Sulfolobus solfataricus

Bacteria

Staphylococcus aureus
Streptococcus pneumoniae
Thermoanaerobacter tengcongensis
Burkholderia pseudomallei
Escherichia coli K-12

Alveolata & Protozoan

Vitrella brassicaformis
Plasmodium falciparum
Toxoplasma gondii
Tetrahymena thermophila
Leishmania tarentolae

Diatom

Fragilariopsis cylindrus
Phaeodactylum tricornutum
Pseudo-nitzschia multistriata
Thalassiosira pseudonana

Alga

Ectocarpus siliculosus
Galdieria sulphuraria

Fungi

Sphaceloma murrayae
Aspergillus fumigatus
Aspergillus nidulans
Aspergillus oryzae
Aspergillus terreus
Coccidioides immitis
Histoplasma capsulatum
Botrytis cinerea
Pneumocystis jirovecii
Candida albicans
Candida guilliermondii
Candida tropicalis
Eremothecium gossypii
Kluyveromyces lactis
Lodderomyces elongisporus
Pichia stipitis (Scheffersomyces stipitis)
Saccharomyces cerevisiae (RM11-1a_1)
Saccharomyces cerevisiae (S288C)
Yarrowia lipolytica
Schizosaccharomyces pombe
Chaetomium globosum
Fusarium graminearum
Magnaporthe grisea
Neurospora crassa
Sordaria macrospora
Verticillium albo-atrum
Verticillium longisporum
Coprinopsis cinerea
Laccaria bicolor
Phanerochaete chrysosporium
Cryptococcus gattii
Cryptococcus neoformans
Ustilago maydis
Gonapodya prolifera
Encephalitozoon cuniculi
Rhizopus oryzae
Conidiobolus coronatus

Nematoda & Nemertea (Roundworms & Ribbon worms)

Ancylostoma ceylanicum
Brugia malayi
Caenorhabditis elegans
Trichinella spiralis
Notospermus geniculatus

Platyhelminthes (Flatworms)

Schistosoma mansoni

Arthropoda (Insecta & Arachnida)

Parasteatoda sp.
Acyrthosiphon pisum
Aedes aegypti
Apis dorsata
Apis mellifera
Bombus impatiens
Bombus terrestris
Camponotus floridanus
Culex pipiens
Drosophila melanogaster
Heliconius melpomene
Nasonia vitripennis
Rhodnius prolixus
Tribolium castaneum

Chordata (Fish, Bird & Mammal)

Danio rerio
Xiphophorus maculatus
Ciona intestinalis
Callorhinchus milii
Rhincodon typus
Scyliorhinus torazame
Lethenteron camtschaticum
Petromyzon marinus
Gallus gallus
Homo sapiens

Cnidaria & Ctenophora (Jellyfish & Anemone)

Nematostella vectensis
Aurelia aurita
Cassiopea xamachana
Chrysaora chesapeakeij
Nemopilema nomurai
Rhopilema esculentum
Mnemiopsis leidyi

Echinodermata (Starfish & Sea Urchin)

Pisaster ochraceus
Strongylocentrotus purpuratus

Hemichordata & Mollusca (Acorn worm & Mollusk)

Ptychodera flava
Argopecten irradians

Placozoa (Marine free-living organism)

Trichoplax adhaerens

Porifera (Sponge)

Amphimedon queenslandica

Viridiplantae (Plant)

Chlamydomonas eustigma
Chlamydomonas reinhardtii
Dunaliella salina
Monoraphidium neglectum
Raphidocelis subcapitata
Volvox sp.
Chloropicon primus
Bathycoccus prasinos
Micromonas commoda
Micromonas pusilla
Ostreococcus sp. 'lucimarinus'
Ostreococcus tauri
Chlorella sp.
Arabidopsis thaliana
Nicotiana attenuata
Oryza sativa
Solanum lycopersicum
Theobroma cacao
Triticum sp.
Zea mays

RNA-Seq Hints

RNA-Seq alignments provide two types of features that are helpful for gene prediction:

Spliced alignments of reads give information about introns.
Coverage (e.e, how many reads are aligned to a particular position in the genome) gives information about exons.

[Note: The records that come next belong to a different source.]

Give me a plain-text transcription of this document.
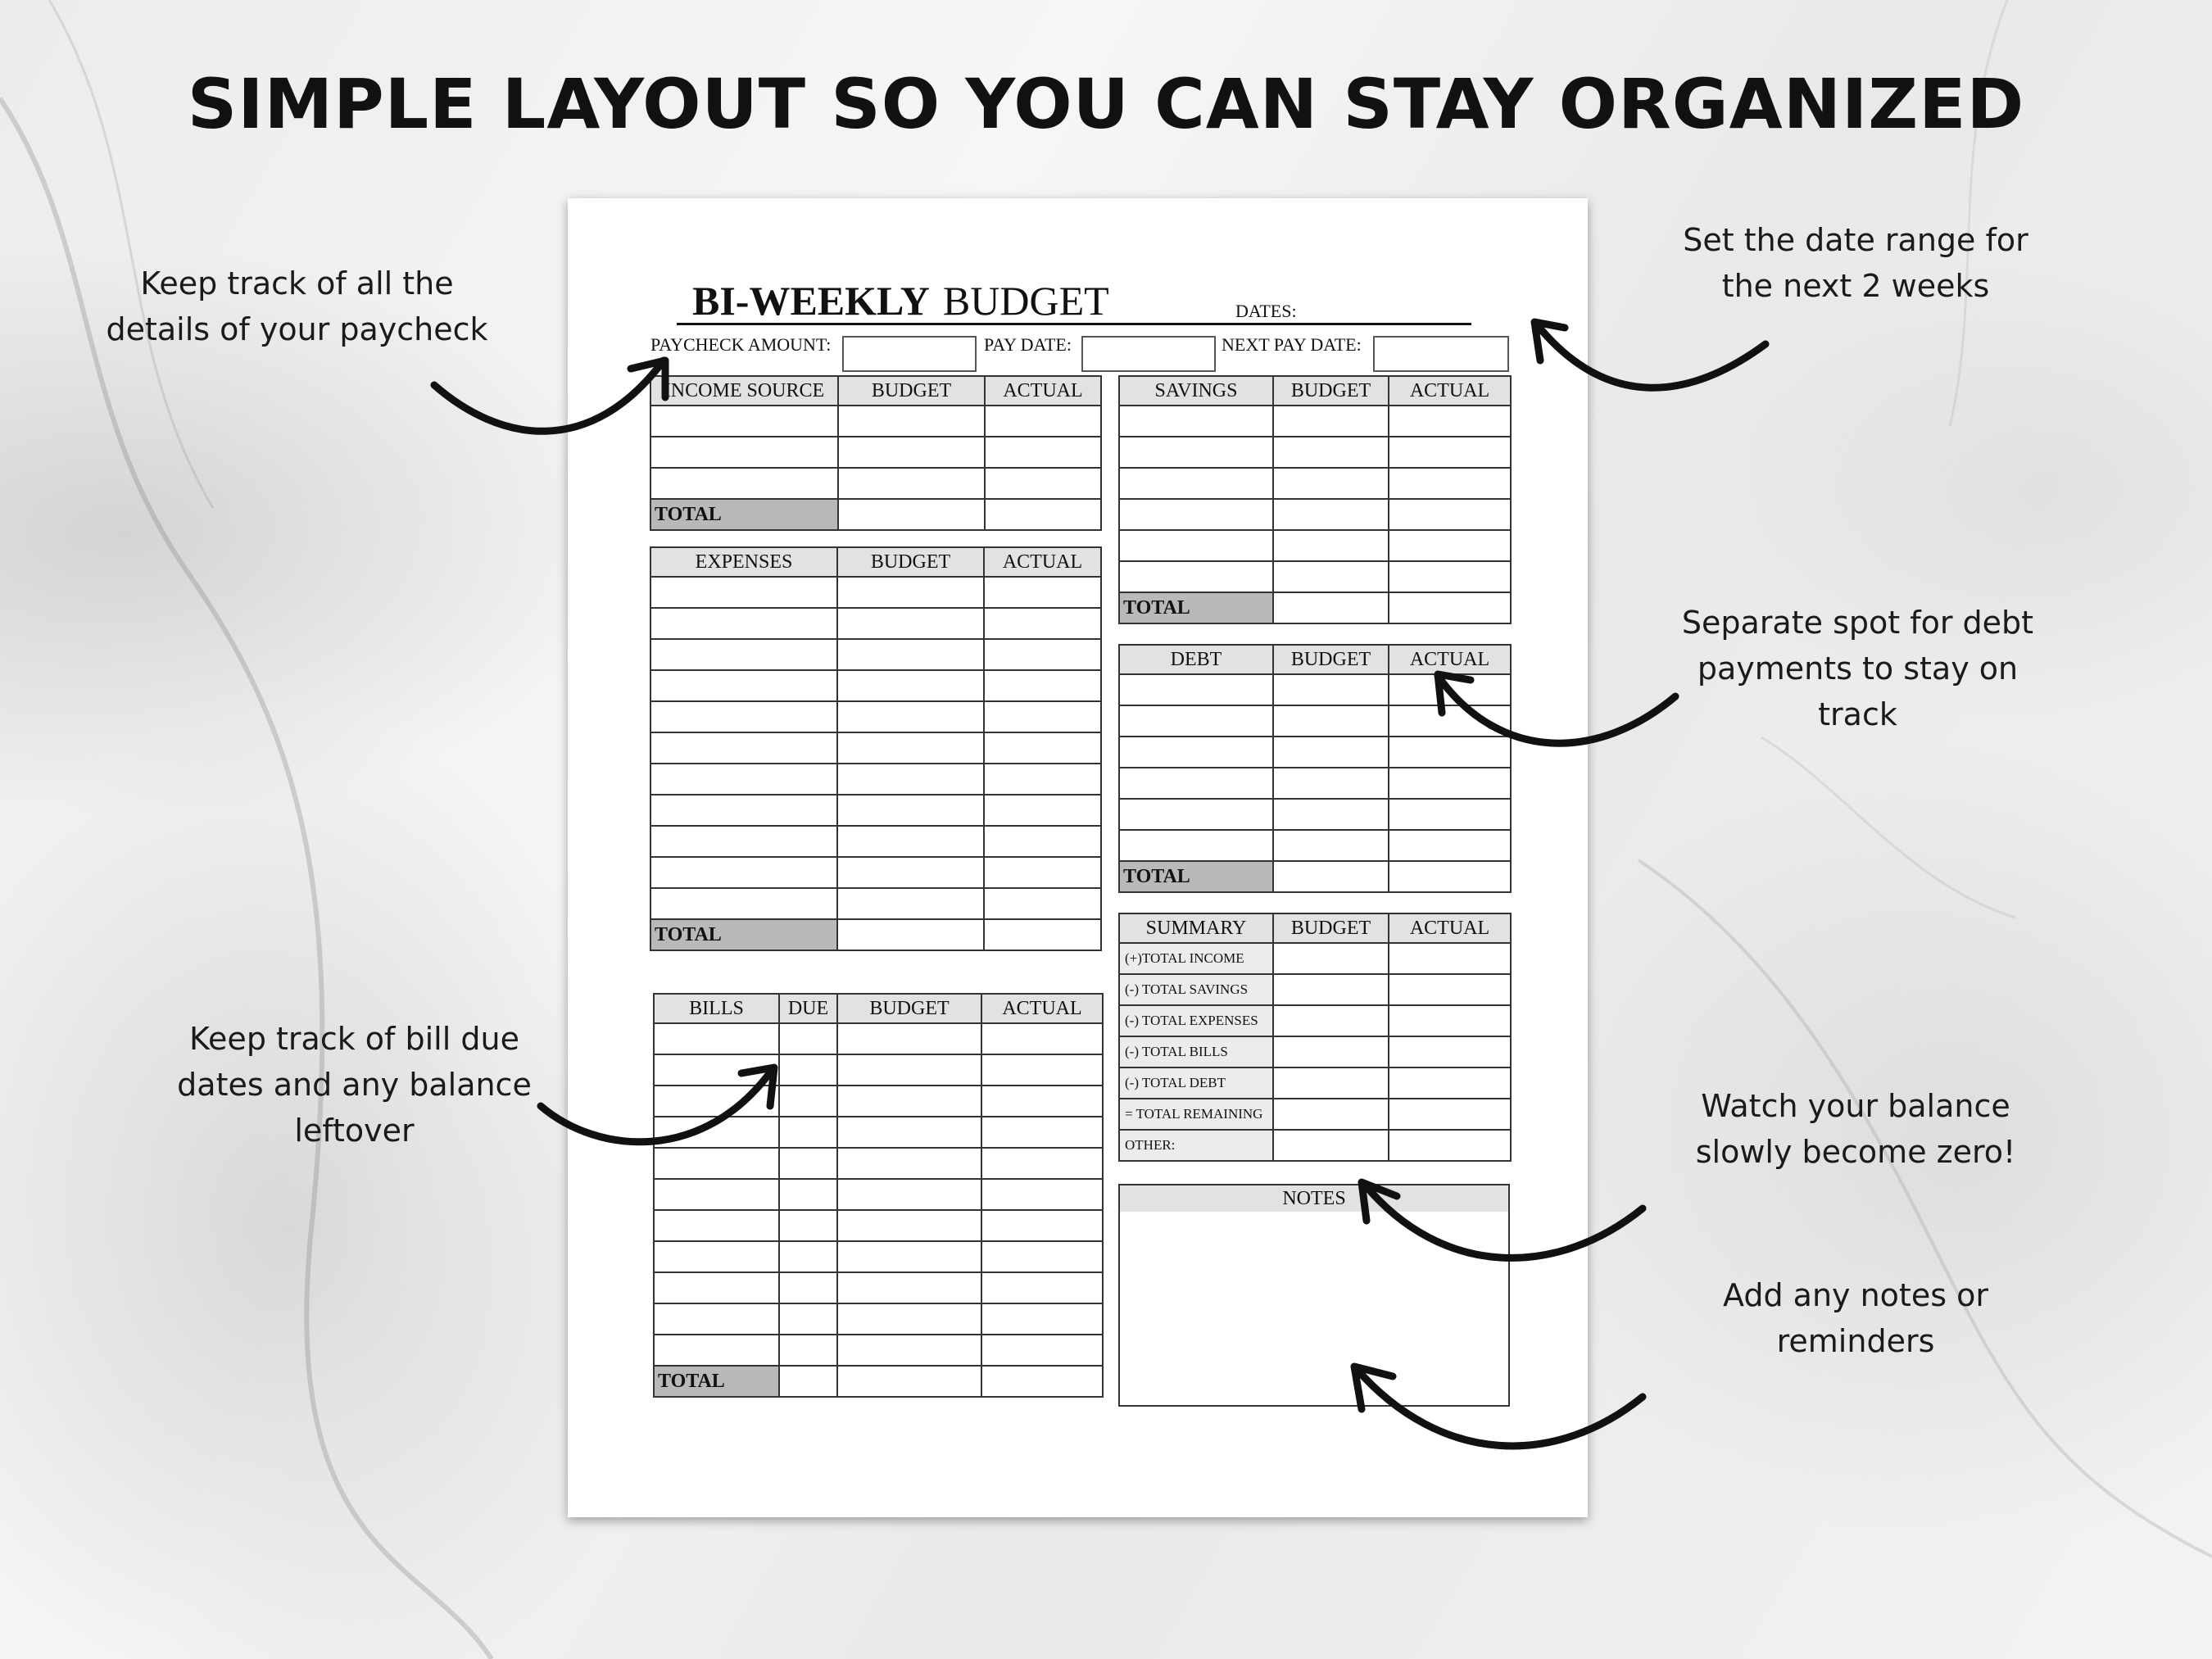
SIMPLE LAYOUT SO YOU CAN STAY ORGANIZED
Keep track of all the
details of your paycheck
Set the date range for
the next 2 weeks
Separate spot for debt
payments to stay on
track
Keep track of bill due
dates and any balance
leftover
Watch your balance
slowly become zero!
Add any notes or
reminders
BI-WEEKLY BUDGET	DATES:
PAYCHECK AMOUNT:	PAY DATE:	NEXT PAY DATE:
INCOME SOURCE	BUDGET	ACTUAL

TOTAL		
EXPENSES	BUDGET	ACTUAL

TOTAL		
BILLS	DUE	BUDGET	ACTUAL

TOTAL			
SAVINGS	BUDGET	ACTUAL

TOTAL		
DEBT	BUDGET	ACTUAL

TOTAL		
SUMMARY	BUDGET	ACTUAL
(+)TOTAL INCOME		
(-) TOTAL SAVINGS		
(-) TOTAL EXPENSES		
(-) TOTAL BILLS		
(-) TOTAL DEBT		
= TOTAL REMAINING		
OTHER:		
NOTES
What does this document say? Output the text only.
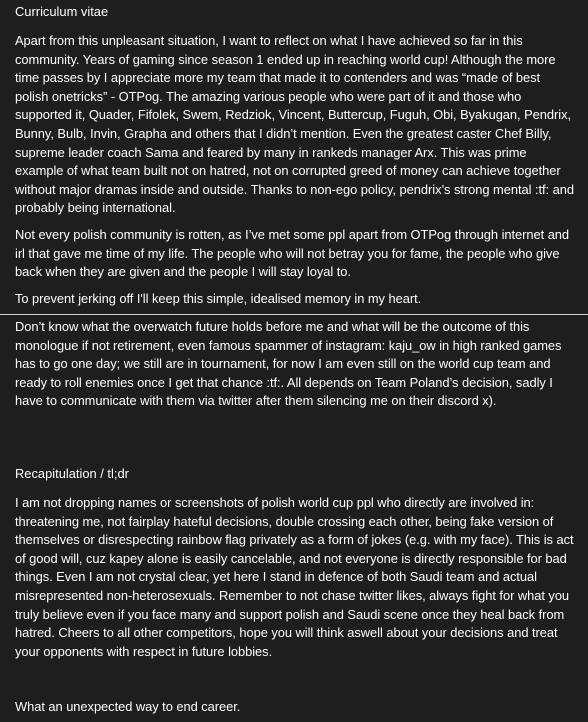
Curriculum vitae

Apart from this unpleasant situation, I want to reflect on what I have achieved so far in this community. Years of gaming since season 1 ended up in reaching world cup! Although the more time passes by I appreciate more my team that made it to contenders and was “made of best polish onetricks” - OTPog. The amazing various people who were part of it and those who supported it, Quader, Fifolek, Swem, Redziok, Vincent, Buttercup, Fuguh, Obi, Byakugan, Pendrix, Bunny, Bulb, Invin, Grapha and others that I didn’t mention. Even the greatest caster Chef Billy, supreme leader coach Sama and feared by many in rankeds manager Arx. This was prime example of what team built not on hatred, not on corrupted greed of money can achieve together without major dramas inside and outside. Thanks to non-ego policy, pendrix’s strong mental :tf: and probably being international.

Not every polish community is rotten, as I’ve met some ppl apart from OTPog through internet and irl that gave me time of my life. The people who will not betray you for fame, the people who give back when they are given and the people I will stay loyal to.

To prevent jerking off I'll keep this simple, idealised memory in my heart.

Don’t know what the overwatch future holds before me and what will be the outcome of this monologue if not retirement, even famous spammer of instagram: kaju_ow in high ranked games has to go one day; we still are in tournament, for now I am even still on the world cup team and ready to roll enemies once I get that chance :tf:. All depends on Team Poland’s decision, sadly I have to communicate with them via twitter after them silencing me on their discord x).

Recapitulation / tl;dr

I am not dropping names or screenshots of polish world cup ppl who directly are involved in: threatening me, not fairplay hateful decisions, double crossing each other, being fake version of themselves or disrespecting rainbow flag privately as a form of jokes (e.g. with my face). This is act of good will, cuz kapey alone is easily cancelable, and not everyone is directly responsible for bad things. Even I am not crystal clear, yet here I stand in defence of both Saudi team and actual misrepresented non-heterosexuals. Remember to not chase twitter likes, always fight for what you truly believe even if you face many and support polish and Saudi scene once they heal back from hatred. Cheers to all other competitors, hope you will think aswell about your decisions and treat your opponents with respect in future lobbies.

What an unexpected way to end career.
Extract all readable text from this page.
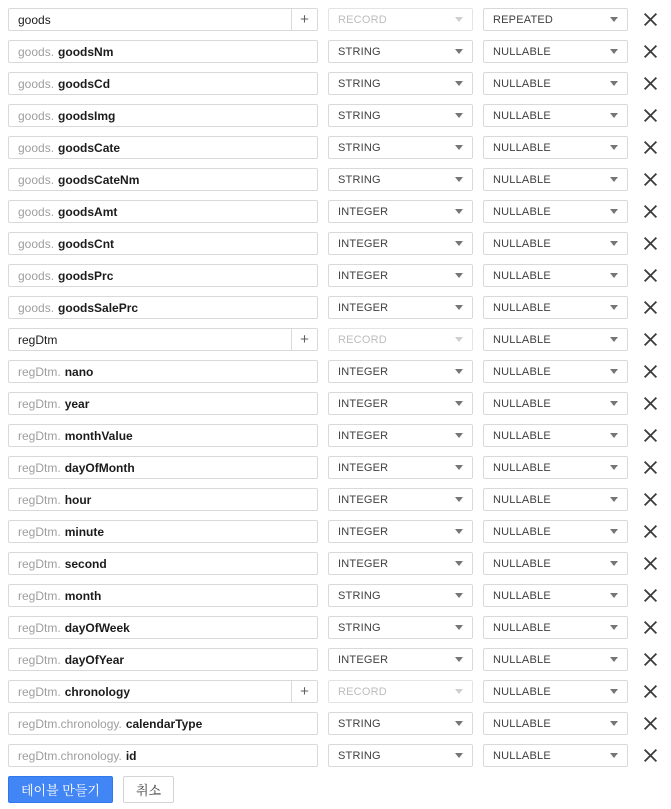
goods	+	RECORD	REPEATED
goods. goodsNm	STRING	NULLABLE
goods. goodsCd	STRING	NULLABLE
goods. goodsImg	STRING	NULLABLE
goods. goodsCate	STRING	NULLABLE
goods. goodsCateNm	STRING	NULLABLE
goods. goodsAmt	INTEGER	NULLABLE
goods. goodsCnt	INTEGER	NULLABLE
goods. goodsPrc	INTEGER	NULLABLE
goods. goodsSalePrc	INTEGER	NULLABLE
regDtm	+	RECORD	NULLABLE
regDtm. nano	INTEGER	NULLABLE
regDtm. year	INTEGER	NULLABLE
regDtm. monthValue	INTEGER	NULLABLE
regDtm. dayOfMonth	INTEGER	NULLABLE
regDtm. hour	INTEGER	NULLABLE
regDtm. minute	INTEGER	NULLABLE
regDtm. second	INTEGER	NULLABLE
regDtm. month	STRING	NULLABLE
regDtm. dayOfWeek	STRING	NULLABLE
regDtm. dayOfYear	INTEGER	NULLABLE
regDtm. chronology	+	RECORD	NULLABLE
regDtm.chronology. calendarType	STRING	NULLABLE
regDtm.chronology. id	STRING	NULLABLE
테이블 만들기	취소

The integration of coverage (exon part) information is not trivial. The problem is that coverage may not only be high in CDS regions, but also in UTRs and in partially retained introns. If the selected species do not have UTR parameters (see UTR Prediction parameter below), RNA-Seq hints are not recommended.

RNA-Seq data is required as sequencing reads in FASTA/FASTQ format. Reads are aligned to the genome using the STAR aligner software. If RNA-Seq hints are provided, please cite STAR as:

Dobin A, Davis CA, Schlesinger F, et al (2012). "STAR: ultrafast universal RNA-seq aligner." Bioinformatics, 29(1):15-21.

Protein Hints

Protein alignments can aid the prediction of CDSs (including the correct reading frame, start and stop codon positions) and the prediction of introns.

Protein data is required in FASTA format. Proteins are aligned to the genome using the GenomeThreader software. If protein hints are provided, please cite GenomeThreader as:

Gremme G, Brendel V, Sparks M E, and Kurtz S (2005). "Engineering a software tool for gene structure prediction in higher organisms". Information and Software Technology, 47(15):965-978.

EST & cDNA Hints

ESTs (Expressed Sequence Tags) and cDNAs are suitable for generating intron, exon part, and exon hints.

EST and cDNA sequences are required in FASTA format. ESTs and cDNAs are aligned to the genome using BLAT and pslCDnaFilter. If EST/cDNA hints are provided, please cite BLAT as:

Kent WJ (2002). "BLAT--the BLAST-like alignment tool". Genome Res., 656-64.

IsoSeq Hints

Single-molecule Pacific Bioscience (PacBio) RNA-seq reads can improve the identification of new isoforms. Circular Consensus Sequences (CCS) from IsoSeq often constitute near-full-length transcripts.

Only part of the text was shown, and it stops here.